Presseberichte


Bei der Hestia Traumberuf gelernt

Stralsund – Manchmal will sie jemanden anfassen. Einfach so. Oder jemand schreit plötzlich, lacht los oder verkriecht sich in sich selbst. Die Menschen, die Kathrin Colla in ihrer Arbeit umgeben, sind behindert. Größtenteils mehrfach behindert. Sie sind ganz besondere Frauen und Männer, benötigen spezielle Pflege und Betreuung.
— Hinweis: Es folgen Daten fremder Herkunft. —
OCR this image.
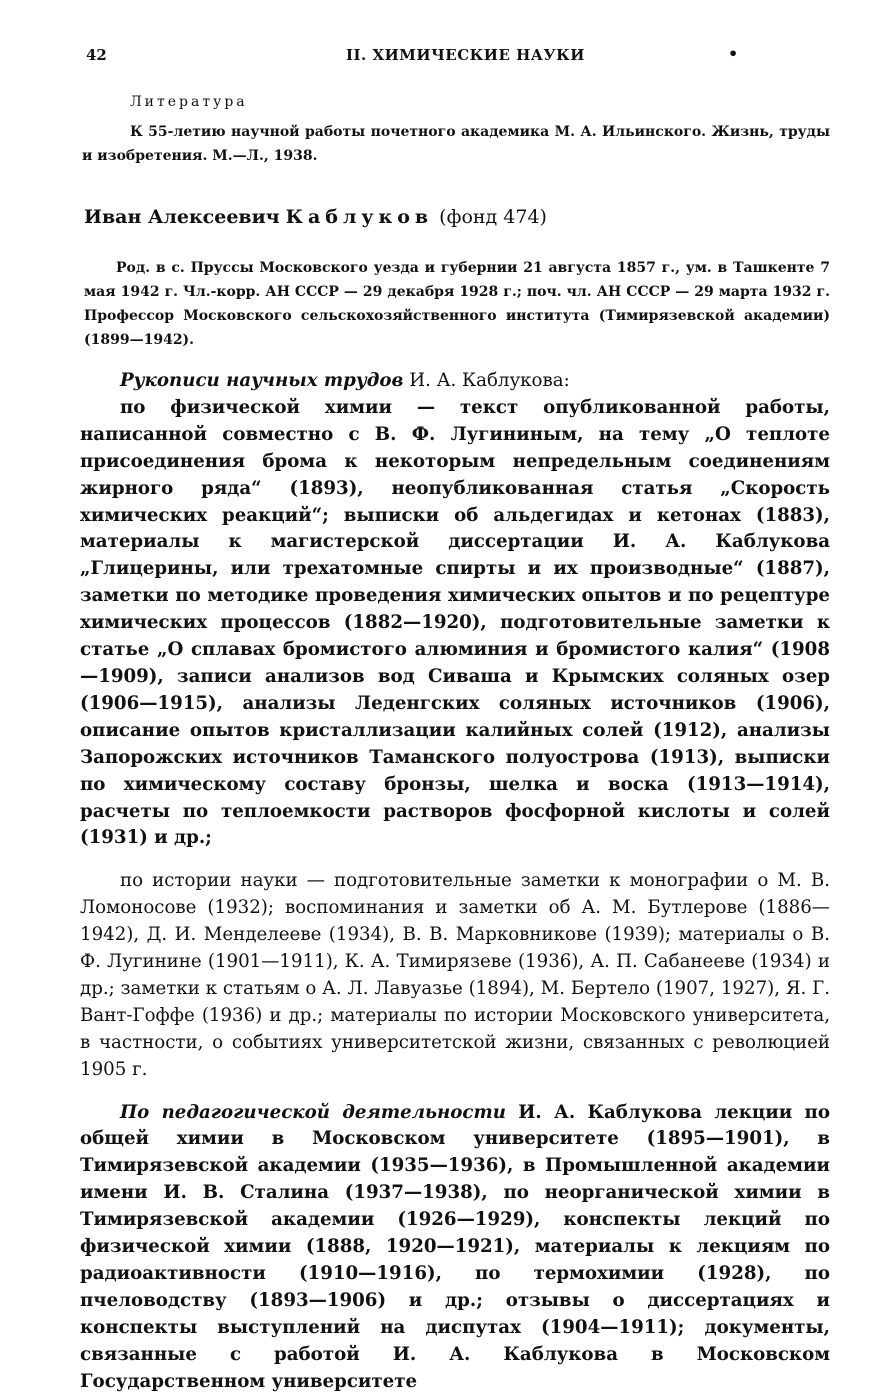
42	II. ХИМИЧЕСКИЕ НАУКИ	•
Литература
К 55-летию научной работы почетного академика М. А. Ильинского. Жизнь, труды и изобретения. М.—Л., 1938.
Иван Алексеевич Каблуков (фонд 474)
Род. в с. Пруссы Московского уезда и губернии 21 августа 1857 г., ум. в Ташкенте 7 мая 1942 г. Чл.-корр. АН СССР — 29 декабря 1928 г.; поч. чл. АН СССР — 29 марта 1932 г. Профессор Московского сельскохозяйственного института (Тимирязевской академии) (1899—1942).

Рукописи научных трудов И. А. Каблукова:

по физической химии — текст опубликованной работы, написанной совместно с В. Ф. Лугининым, на тему „О теплоте присоединения брома к некоторым непредельным соединениям жирного ряда“ (1893), неопубликованная статья „Скорость химических реакций“; выписки об альдегидах и кетонах (1883), материалы к магистерской диссертации И. А. Каблукова „Глицерины, или трехатомные спирты и их производные“ (1887), заметки по методике проведения химических опытов и по рецептуре химических процессов (1882—1920), подготовительные заметки к статье „О сплавах бромистого алюминия и бромистого калия“ (1908—1909), записи анализов вод Сиваша и Крымских соляных озер (1906—1915), анализы Леденгских соляных источников (1906), описание опытов кристаллизации калийных солей (1912), анализы Запорожских источников Таманского полуострова (1913), выписки по химическому составу бронзы, шелка и воска (1913—1914), расчеты по теплоемкости растворов фосфорной кислоты и солей (1931) и др.;

по истории науки — подготовительные заметки к монографии о М. В. Ломоносове (1932); воспоминания и заметки об А. М. Бутлерове (1886—1942), Д. И. Менделееве (1934), В. В. Марковникове (1939); материалы о В. Ф. Лугинине (1901—1911), К. А. Тимирязеве (1936), А. П. Сабанееве (1934) и др.; заметки к статьям о А. Л. Лавуазье (1894), М. Бертело (1907, 1927), Я. Г. Вант-Гоффе (1936) и др.; материалы по истории Московского университета, в частности, о событиях университетской жизни, связанных с революцией 1905 г.

По педагогической деятельности И. А. Каблукова лекции по общей химии в Московском университете (1895—1901), в Тимирязевской академии (1935—1936), в Промышленной академии имени И. В. Сталина (1937—1938), по неорганической химии в Тимирязевской академии (1926—1929), конспекты лекций по физической химии (1888, 1920—1921), материалы к лекциям по радиоактивности (1910—1916), по термохимии (1928), по пчеловодству (1893—1906) и др.; отзывы о диссертациях и конспекты выступлений на диспутах (1904—1911); документы, связанные с работой И. А. Каблукова в Московском Государственном университете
Genau dazu fühlt sich Kathrin Colla berufen. Nicht für eine Ausbildung im Büro, im Handel und Handwerk. Die 22-jährige lernt in der Hestia Pflege- und Heimeinrichtung GmbH den Beruf der Altenpflegerin. „Meine Mama ist auch Altenpflegerin“, berichtet die junge Frau, die im Jahr 2004 aus dem Sauerland nach Stralsund zog – vor allem der Liebe wegen. Als junges Mädchen hatte sie ihre Mutter oft zu deren Arbeitstelle in einer Tagesstätte begleitet und für sich beschlossen: Das will ich auch machen! Bei der Hestia ist sie eine von insgesamt sechs Altenpflege-Azubis. In den Pflegewohnheimen „Dat Inselhus“ und „Haus am Wald“ in Viermorgen sind jeweils drei Auszubildende beschäftigt – verteilt auf die drei Lehrjahre. Für Kathrin Colla stehen nun, im dritten Lehrjahr, die Prüfungen an. Sie hat die Option, übernommen zu werden – und möchte nur zu gerne hier bleiben. Auch wenn junge Leute bei der Hestia „Altenpfleger“ werden – im Vergleich zum eigentlichen Berufsbild gibt es in den speziellen Häusern einige Unterschiede. „In der Theorie“ erklärt Geschäftsführer Hans-Christian Offermann, „lernen alle das Gleiche“. „Aber in der Altenpflege haben die Menschen andere Einschränkungen.“

Die Menschen mit Behinderungen sind dagegen aktiver, sie sind zumeist jünger. Sie möchten bei Reisen zur Disko gehen, sie sind neugierig auf das Leben, suchen Beschäftigungen. Und im nächsten Moment sind vielleicht ganz viel Trost und einmal Drücken gefragt. Es ist auch die Sensibilität der Behinderten, die Kathrin Colla imponiert. Wenn es ihr einmal nicht gut geht, wird das gleich bemerkt – da kann sie sich noch so sehr anstrengen, das zu verbergen. „Kathrin geht es nicht so gut“, heißt es dann. Oder. „Bist du krank?“ Was Azubis, die bei der Hestia Altenpfleger werden wollen, mitbringen müssen, das sind unter anderem Aufgeschlossenheit und gesundes Selbstbewusstsein, sagt Geschäftsführer Offermann. „Das Selbstbewusstsein ist wichtig, um eigene Ideen im Team umzusetzen.“ Bewerben können sich junge Leute mit der mittleren Reife und „guten schulischen Leistungen“.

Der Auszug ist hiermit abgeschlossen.